Mayor of Accra
- In office 2004–2009
- President: John Agyekum Kufour
- Preceded by: Solomon Adjei Darko
- Succeeded by: Alfred Vanderpuije

Member of Council of State
- Incumbent
- Assumed office 2017
- President: Nana Akuffo-Addo

Personal details
- Born: Stanley Nii Adjiri Blankson Ghana
- Party: New Patriotic Party
- Spouse: Florence Okai

= Stanley Nii Adjiri Blankson =

Ghanaian politician

Stanley Nii Adjiri Blankson is a Ghanaian politician and former mayor of the city of Accra. His mayoral term ended in January 2009 when he was replaced by Alfred Oko Vanderpuije. Since February 2017 he has been a member of Ghana's Council of State.

==Mayor of Accra==
In February 2004 President John Agyekum Kufour named Blankson as the only candidate to contest the seat for Mayor of Accra. The election was conducted on the 25 February 2004 by the Electoral Commission of Ghana for the 102 assembly members to agree or disagree with the president's choice. At the end of voting, he obtained 80 votes which was 78% of valid votes cast.

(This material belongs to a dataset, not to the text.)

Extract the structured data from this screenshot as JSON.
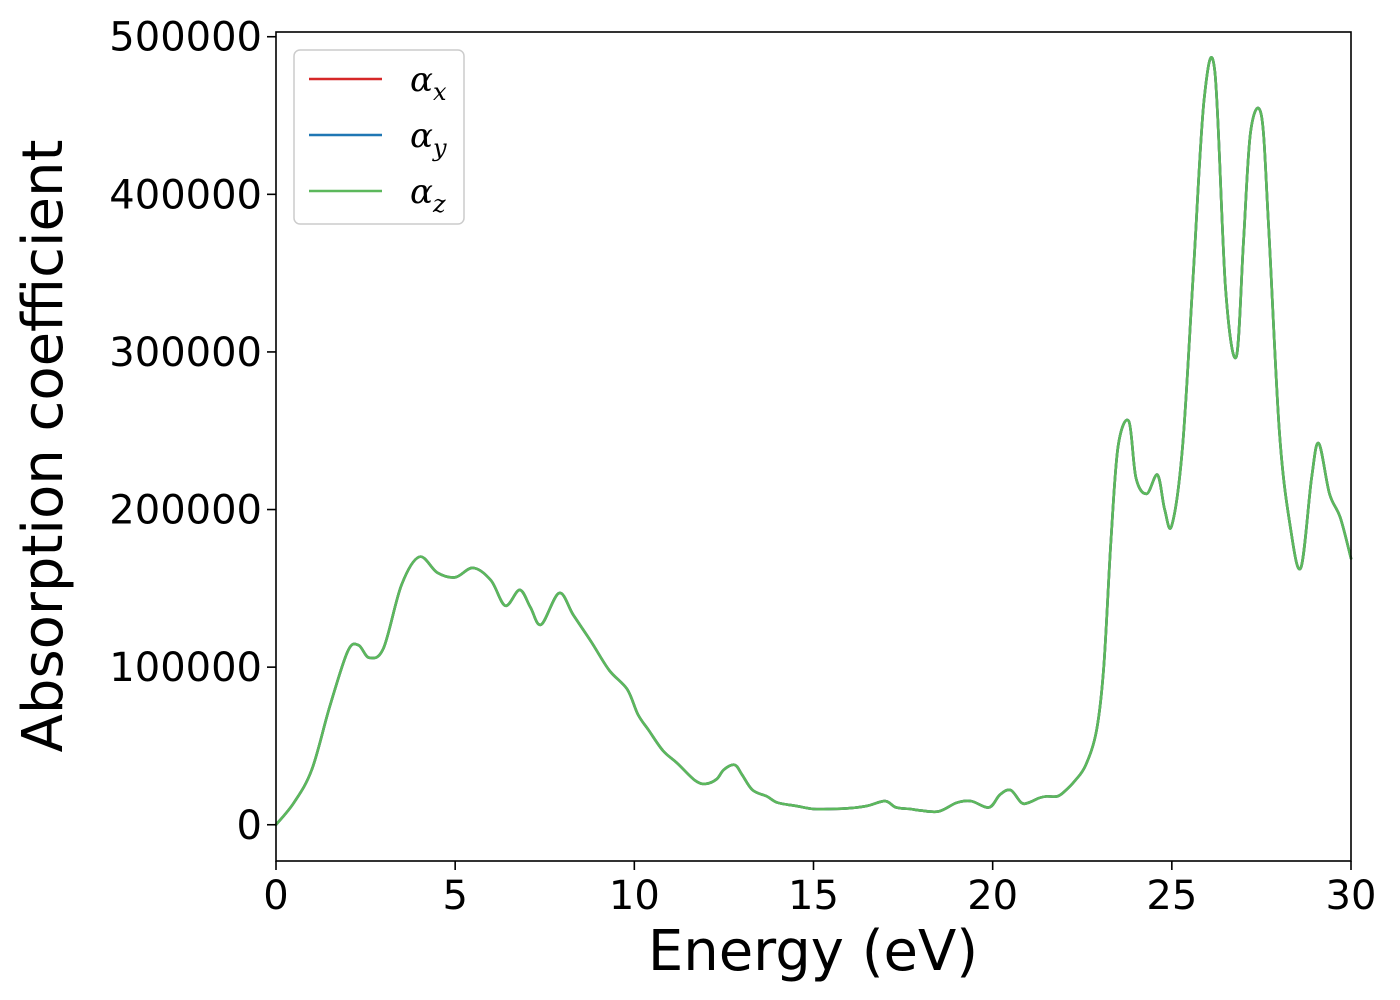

He succeeded Solomon Adjei Darko, whose term as mayor was not renewed by the president. In his acceptance speech, Blankson promised to improve revenue collection and sanitation with the view of transforming Accra into a world-class city. He asked assembly members to work devoid of political affiliation in order to achieve their targets. Sheikh Ibrahim Cudjoe Quaye, the then Greater Accra Regional Minister who had acted as mayor, officially handed over the affairs of the Accra Metropolitan Assembly to Blankson with the expression of confidence in him alluding to the fact that: "the mayor was a disciplined, committed and dedicated man".

As mayor of Accra, Blankson embarked on decongestion exercises in various parts of the city to aid in the smooth flow of human and vehicular traffic. He also worked with commercial drivers to improve the general commuting experience by admonishing them to take their personal hygiene and city sanitation seriously.

Blankson served as mayor from February 2004 to January 2009, when the National Democratic Congress led by Professor John Evans Atta Mills came into power. Alfred Vanderpuije was appointed in his place.

==Council of State==
In February 2017 President Nana Akuffo-Addo appointed Blankson as a member of the Council of state of Ghana. Blankson did not have to contest council elections since the President of Ghana has the right to appoint eleven people of his choice to the council. The other members of the council did have to contest regional elections to be elected to the council.

==Personal life==
Blankson is married to Madam Florence Okai-Blankson.